Programming assignment two will demonstrate your understanding and mastery of multi-threaded application concepts in a Windows environment using Visual C++ .NET 2005. In this programming assignment you will create a multithreaded application that computes the greatest common divisor using Euclid’s algorithm.
Your program is to create multiple threads.
Thread one must pick two random numbers between 1 and 100, display the value of the random numbers selected (along with a thread identifier), and place them into shared global variables. Thread one then must wait for thread two to act on the values. Once thread two has completed operating on the variables, thread one must repeat, then thread two, and so on, until ten sets of random numbers have been picked, greatest common divisor found, displayed, and placed in the shared global variables.
The two random numbers picked by thread one become the two input values for Euclid’s algorithm.
Thread two must act in a cooperative manner with thread one. Thread two’s task is to find the greatest common divisor for the two random numbers selected. Once the greatest common divisor is found, it should be displayed (along with a thread identifier). Thread two should then wait for another set of values to be placed in the shared global variables. Thread two should act upon each set of random numbers selected by thread one.
Euclid’s Algorithm
Definition: An algorithm to compute the greatest common divisor of two positive integers.

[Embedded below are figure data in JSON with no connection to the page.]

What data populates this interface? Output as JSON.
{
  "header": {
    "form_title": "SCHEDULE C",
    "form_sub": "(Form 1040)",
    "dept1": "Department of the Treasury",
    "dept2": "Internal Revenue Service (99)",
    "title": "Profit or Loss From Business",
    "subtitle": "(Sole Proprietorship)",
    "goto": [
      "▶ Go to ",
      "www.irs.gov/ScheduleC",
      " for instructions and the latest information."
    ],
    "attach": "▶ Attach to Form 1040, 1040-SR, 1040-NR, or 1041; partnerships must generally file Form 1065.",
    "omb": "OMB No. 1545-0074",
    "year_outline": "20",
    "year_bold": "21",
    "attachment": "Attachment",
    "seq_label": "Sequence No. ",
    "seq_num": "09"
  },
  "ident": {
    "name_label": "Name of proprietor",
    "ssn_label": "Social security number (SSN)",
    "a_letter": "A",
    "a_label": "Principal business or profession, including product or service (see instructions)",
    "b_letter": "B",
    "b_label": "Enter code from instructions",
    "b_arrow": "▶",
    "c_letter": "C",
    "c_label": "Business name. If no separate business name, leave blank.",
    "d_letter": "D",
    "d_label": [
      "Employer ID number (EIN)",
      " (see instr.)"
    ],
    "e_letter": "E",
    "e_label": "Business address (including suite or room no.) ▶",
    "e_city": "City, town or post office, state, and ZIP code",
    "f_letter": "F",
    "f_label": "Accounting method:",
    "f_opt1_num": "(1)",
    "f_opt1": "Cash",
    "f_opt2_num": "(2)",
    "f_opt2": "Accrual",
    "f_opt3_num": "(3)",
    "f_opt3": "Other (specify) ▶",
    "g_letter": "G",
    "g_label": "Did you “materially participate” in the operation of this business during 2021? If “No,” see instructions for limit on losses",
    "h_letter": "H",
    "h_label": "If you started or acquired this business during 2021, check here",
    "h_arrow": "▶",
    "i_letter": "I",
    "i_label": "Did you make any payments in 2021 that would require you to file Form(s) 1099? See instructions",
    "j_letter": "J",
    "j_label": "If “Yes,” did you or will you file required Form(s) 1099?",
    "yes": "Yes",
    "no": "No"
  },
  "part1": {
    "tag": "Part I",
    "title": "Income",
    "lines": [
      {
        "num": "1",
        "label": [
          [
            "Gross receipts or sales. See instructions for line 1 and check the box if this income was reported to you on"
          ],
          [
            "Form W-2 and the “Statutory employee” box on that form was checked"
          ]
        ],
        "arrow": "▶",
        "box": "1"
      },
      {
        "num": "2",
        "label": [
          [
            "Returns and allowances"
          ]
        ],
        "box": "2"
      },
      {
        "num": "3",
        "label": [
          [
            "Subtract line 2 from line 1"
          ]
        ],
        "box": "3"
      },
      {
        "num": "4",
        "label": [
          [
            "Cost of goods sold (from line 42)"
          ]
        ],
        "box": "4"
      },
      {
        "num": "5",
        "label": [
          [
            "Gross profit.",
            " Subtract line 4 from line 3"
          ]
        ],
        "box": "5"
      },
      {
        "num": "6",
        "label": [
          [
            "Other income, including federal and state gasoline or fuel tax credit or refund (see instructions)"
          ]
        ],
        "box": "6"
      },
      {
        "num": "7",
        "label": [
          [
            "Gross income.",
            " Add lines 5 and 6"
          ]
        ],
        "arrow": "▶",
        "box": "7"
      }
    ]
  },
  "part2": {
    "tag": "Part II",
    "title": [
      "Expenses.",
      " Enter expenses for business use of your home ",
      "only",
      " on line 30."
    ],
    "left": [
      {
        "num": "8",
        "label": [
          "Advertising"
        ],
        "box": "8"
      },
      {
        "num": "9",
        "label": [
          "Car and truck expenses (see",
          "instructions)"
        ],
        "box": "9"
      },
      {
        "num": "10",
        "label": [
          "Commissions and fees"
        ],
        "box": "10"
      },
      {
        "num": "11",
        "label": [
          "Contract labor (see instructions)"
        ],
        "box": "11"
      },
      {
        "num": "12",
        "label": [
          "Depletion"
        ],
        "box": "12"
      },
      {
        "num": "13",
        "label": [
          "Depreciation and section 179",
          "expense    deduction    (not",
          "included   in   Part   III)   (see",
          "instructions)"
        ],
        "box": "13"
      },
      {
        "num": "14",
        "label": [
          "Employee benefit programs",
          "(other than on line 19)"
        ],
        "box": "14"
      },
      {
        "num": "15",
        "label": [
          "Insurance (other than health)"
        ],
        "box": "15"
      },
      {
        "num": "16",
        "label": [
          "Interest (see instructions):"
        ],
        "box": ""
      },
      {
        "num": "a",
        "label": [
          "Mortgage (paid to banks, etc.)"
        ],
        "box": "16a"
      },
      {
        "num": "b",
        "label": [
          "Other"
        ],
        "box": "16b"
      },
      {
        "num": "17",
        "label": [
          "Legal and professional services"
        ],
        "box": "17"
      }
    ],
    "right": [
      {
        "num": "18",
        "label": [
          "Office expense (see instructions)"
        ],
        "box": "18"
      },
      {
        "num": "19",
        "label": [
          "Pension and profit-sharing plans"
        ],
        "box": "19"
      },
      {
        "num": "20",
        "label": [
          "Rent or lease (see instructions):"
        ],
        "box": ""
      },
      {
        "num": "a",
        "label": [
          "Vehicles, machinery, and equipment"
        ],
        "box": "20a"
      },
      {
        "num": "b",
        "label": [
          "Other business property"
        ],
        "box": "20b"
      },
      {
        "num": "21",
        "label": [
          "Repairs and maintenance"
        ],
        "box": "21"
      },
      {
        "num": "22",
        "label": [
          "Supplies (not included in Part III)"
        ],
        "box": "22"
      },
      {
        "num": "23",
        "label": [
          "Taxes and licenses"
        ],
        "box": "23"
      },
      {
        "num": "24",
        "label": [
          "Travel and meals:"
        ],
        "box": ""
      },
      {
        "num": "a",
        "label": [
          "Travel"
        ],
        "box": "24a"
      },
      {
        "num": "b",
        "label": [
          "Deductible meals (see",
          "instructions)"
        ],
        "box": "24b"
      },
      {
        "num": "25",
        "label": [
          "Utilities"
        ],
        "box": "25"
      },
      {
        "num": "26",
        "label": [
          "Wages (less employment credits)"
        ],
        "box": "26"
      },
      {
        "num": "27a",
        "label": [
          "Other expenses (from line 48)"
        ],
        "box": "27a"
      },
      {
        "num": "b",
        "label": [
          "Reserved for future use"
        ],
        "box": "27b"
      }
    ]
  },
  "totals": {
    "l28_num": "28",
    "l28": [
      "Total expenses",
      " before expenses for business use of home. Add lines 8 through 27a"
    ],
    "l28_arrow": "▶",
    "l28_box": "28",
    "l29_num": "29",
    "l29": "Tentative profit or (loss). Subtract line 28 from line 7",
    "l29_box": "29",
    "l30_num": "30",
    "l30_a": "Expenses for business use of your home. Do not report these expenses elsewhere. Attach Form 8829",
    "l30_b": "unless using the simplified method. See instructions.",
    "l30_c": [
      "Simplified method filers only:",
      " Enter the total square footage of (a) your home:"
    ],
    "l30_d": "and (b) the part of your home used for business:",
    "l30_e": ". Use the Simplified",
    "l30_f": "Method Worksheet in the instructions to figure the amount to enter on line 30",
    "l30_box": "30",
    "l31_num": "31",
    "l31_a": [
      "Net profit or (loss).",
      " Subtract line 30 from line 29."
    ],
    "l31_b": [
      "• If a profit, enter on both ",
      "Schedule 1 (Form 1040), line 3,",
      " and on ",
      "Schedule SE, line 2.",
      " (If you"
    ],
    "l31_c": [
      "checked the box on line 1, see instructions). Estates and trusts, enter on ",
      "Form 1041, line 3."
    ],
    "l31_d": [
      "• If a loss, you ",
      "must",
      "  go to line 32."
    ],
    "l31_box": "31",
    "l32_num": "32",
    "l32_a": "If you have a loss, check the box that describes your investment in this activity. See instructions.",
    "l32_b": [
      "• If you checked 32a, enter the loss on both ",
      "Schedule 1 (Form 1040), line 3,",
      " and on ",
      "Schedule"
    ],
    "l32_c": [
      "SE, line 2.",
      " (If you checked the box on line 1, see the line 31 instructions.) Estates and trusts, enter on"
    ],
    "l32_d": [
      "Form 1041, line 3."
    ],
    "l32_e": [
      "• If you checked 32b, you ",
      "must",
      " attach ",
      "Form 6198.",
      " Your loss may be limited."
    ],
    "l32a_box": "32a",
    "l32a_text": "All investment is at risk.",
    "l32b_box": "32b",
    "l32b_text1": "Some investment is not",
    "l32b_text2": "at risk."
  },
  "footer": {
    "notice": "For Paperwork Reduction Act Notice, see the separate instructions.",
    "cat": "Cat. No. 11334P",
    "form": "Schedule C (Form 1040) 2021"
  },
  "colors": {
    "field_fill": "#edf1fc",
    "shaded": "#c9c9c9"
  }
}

It is Euclid(a,b){if (b=0) then return a; else return Euclid(b, a mod b);}.
The run time complexity is O((log a)(log b)) bit operations.
Source: National Institute of Standards and Technology (http://www.nist.gov/dads/HTML/euclidalgo.html)
Your program must use two threads
CSI 345 – February 2009 -- Programming Assignment Two
You may choose managed or unmanaged code for this programming assignment. Your program may use any of the available libraries (such as the ATL or the STL).
The random number generator should be seeded in some manner.
During program development and testing, using a static number to seed the random number generator will result in the same numbers being picked each time the program is run.
For production, seeding with the current time is preferred. Using the current time insures that different numbers will be generated each time the program is run.
Your program must use some method of synchronization for the cooperating threads. You may use any synchronization object (semaphore, mutex, ATL object, etc) that is available in Visual C++ .NET. Your program must not use busy-waiting.
Your program’s threads must not access the shared global variables in any manner unless they do so in a way that assures that the other thread has been blocked from accessing the variables and that any operation can occur in a mutually exclusive manner. Failure to access the shared global variables in a mutually exclusive manner will be considered a major design flaw.